Considering persistently poor scores on the Program for International Student Assessment, which is given to 15-year-old students by the OECD, America’s mediocre ranking in science, math, and reading has US policymakers scrambling for a fix. A recent example is releasing states from No Child Left Behind (NCLB) standards, allowing them to pursue their own accountability and performance measures. (Half of public schools fail to meet NCLB standards, according to a December report by the Center on Education Policy.)

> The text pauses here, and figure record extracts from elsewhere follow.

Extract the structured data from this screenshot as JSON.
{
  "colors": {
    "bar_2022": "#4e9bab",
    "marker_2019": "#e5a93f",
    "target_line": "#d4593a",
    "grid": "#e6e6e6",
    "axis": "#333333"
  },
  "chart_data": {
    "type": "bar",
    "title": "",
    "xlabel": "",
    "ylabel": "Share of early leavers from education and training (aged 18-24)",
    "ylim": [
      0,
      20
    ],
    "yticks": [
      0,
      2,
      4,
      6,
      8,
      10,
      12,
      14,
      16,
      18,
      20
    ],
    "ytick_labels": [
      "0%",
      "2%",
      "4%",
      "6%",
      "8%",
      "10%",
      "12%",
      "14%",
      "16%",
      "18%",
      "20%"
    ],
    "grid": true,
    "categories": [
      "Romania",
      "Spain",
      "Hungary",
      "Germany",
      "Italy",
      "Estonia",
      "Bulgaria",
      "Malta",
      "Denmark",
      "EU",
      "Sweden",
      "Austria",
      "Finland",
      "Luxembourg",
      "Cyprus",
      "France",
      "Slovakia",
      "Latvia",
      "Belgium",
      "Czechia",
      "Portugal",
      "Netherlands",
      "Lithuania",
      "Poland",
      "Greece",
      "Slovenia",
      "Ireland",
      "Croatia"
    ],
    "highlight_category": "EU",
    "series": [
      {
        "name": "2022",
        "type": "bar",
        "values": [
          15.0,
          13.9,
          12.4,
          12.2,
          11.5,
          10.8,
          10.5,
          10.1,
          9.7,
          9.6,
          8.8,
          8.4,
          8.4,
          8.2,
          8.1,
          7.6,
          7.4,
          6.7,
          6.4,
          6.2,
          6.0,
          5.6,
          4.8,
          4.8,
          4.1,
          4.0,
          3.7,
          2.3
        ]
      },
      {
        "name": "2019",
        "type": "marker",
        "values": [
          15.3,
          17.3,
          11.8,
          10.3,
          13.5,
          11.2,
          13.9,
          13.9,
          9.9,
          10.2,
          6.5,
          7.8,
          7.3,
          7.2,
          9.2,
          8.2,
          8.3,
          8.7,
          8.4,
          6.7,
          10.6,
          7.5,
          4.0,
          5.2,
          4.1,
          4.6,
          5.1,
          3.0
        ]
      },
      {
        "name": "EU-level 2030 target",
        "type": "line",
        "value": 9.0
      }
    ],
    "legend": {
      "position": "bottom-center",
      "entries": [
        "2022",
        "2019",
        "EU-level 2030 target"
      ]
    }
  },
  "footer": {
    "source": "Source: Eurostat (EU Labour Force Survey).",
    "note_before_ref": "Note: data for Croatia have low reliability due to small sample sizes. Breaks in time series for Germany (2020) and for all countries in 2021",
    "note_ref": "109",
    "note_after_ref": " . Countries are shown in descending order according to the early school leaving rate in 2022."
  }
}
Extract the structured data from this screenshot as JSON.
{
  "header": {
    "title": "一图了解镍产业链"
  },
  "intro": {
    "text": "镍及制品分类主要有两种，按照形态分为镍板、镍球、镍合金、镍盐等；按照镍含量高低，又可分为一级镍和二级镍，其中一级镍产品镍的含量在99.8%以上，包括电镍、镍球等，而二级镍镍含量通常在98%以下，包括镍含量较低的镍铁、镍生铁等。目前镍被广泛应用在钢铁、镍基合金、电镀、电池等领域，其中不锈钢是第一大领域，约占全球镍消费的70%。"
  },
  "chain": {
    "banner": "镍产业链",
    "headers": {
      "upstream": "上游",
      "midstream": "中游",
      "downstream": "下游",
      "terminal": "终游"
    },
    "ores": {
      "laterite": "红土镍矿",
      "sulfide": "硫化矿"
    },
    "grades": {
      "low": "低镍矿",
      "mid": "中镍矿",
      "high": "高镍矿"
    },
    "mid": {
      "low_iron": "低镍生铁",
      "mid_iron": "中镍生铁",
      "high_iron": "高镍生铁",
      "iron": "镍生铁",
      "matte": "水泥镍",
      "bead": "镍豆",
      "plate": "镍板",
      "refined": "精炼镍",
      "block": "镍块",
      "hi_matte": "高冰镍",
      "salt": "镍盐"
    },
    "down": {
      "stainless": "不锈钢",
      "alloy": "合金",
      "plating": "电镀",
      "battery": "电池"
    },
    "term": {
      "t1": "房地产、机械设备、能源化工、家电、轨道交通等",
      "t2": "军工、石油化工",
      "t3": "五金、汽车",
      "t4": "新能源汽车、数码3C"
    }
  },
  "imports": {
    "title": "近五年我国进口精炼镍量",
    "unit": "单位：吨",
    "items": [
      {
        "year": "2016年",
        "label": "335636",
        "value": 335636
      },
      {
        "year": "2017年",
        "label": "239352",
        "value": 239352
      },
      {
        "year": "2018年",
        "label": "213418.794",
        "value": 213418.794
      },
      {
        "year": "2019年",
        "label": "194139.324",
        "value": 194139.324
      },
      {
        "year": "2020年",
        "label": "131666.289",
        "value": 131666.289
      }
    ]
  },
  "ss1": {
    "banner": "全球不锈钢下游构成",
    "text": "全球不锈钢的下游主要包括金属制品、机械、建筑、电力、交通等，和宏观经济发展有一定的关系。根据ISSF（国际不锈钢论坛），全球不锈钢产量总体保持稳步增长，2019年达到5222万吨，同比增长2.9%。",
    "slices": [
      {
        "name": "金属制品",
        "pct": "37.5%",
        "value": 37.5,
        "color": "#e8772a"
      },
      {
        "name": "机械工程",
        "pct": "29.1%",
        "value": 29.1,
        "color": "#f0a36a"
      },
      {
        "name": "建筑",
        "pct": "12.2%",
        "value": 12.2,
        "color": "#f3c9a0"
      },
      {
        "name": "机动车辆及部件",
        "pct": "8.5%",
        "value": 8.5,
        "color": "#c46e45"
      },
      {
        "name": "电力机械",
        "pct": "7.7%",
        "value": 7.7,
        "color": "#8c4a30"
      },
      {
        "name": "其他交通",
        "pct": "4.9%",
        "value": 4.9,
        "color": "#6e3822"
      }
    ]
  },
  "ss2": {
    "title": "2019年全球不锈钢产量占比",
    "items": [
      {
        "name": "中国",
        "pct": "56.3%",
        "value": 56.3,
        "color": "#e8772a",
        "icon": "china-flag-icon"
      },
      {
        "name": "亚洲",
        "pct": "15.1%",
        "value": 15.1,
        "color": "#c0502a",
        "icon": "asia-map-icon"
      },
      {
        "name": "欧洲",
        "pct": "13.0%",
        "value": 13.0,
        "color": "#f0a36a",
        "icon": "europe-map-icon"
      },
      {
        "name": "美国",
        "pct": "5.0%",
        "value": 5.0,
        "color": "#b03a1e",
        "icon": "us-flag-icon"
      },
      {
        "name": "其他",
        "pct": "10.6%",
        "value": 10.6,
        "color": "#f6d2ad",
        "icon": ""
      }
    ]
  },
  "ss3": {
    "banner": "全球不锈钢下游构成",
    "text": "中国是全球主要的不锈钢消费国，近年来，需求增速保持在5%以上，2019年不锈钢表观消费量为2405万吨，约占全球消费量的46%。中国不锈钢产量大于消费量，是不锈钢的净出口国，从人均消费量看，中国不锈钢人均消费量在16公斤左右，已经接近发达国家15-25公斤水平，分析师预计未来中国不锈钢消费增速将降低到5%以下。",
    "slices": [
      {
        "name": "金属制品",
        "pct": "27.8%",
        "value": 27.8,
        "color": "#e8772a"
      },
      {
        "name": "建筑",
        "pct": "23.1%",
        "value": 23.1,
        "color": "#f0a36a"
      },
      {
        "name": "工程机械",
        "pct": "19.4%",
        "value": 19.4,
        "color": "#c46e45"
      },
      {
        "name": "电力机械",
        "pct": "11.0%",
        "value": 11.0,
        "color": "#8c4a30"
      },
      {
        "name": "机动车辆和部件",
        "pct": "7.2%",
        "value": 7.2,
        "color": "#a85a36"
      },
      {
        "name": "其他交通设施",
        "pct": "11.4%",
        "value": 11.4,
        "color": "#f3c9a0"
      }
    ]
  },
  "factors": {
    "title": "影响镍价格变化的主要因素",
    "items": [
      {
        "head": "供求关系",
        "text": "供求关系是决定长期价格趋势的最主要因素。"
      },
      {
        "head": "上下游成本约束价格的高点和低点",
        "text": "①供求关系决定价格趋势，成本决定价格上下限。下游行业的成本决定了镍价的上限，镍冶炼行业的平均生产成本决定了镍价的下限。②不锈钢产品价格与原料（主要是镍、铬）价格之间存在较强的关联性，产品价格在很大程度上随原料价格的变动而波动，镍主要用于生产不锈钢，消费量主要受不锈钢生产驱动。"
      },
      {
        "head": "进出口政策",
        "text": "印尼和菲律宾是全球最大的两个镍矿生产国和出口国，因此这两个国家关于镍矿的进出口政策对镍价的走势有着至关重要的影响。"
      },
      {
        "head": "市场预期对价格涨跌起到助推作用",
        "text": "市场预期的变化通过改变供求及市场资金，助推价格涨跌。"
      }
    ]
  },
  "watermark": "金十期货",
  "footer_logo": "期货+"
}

The US needs to go beyond the short-term fixes of voucher programs and charter schools, which may work well for some but neglects others and fails to fix a broken system. The Department of Education’s Equity and Excellence Commission, is a step in the right direction. It uniquely focuses on how education is financed to address disparities in educational opportunity.
Meanwhile, a college education is still inaccessible and unaffordable for many. Student debt nearing $1 trillion is testament to this unsustainable trend. The Bill & Melinda Gates Foundation’s focus on community colleges and efforts by governors to nationalize core curriculum standards are encouraging.
Greater educational opportunity and graduation rates correlate with lower levels of violence (see the US Peace Index) thus requiring fewer state funds to respond to violence. But with presidential candidates queuing to further cut the federal role in education and with congressional deficit reduction agendas targeting education funding, vigilance is vital – America’s economic future depends on it.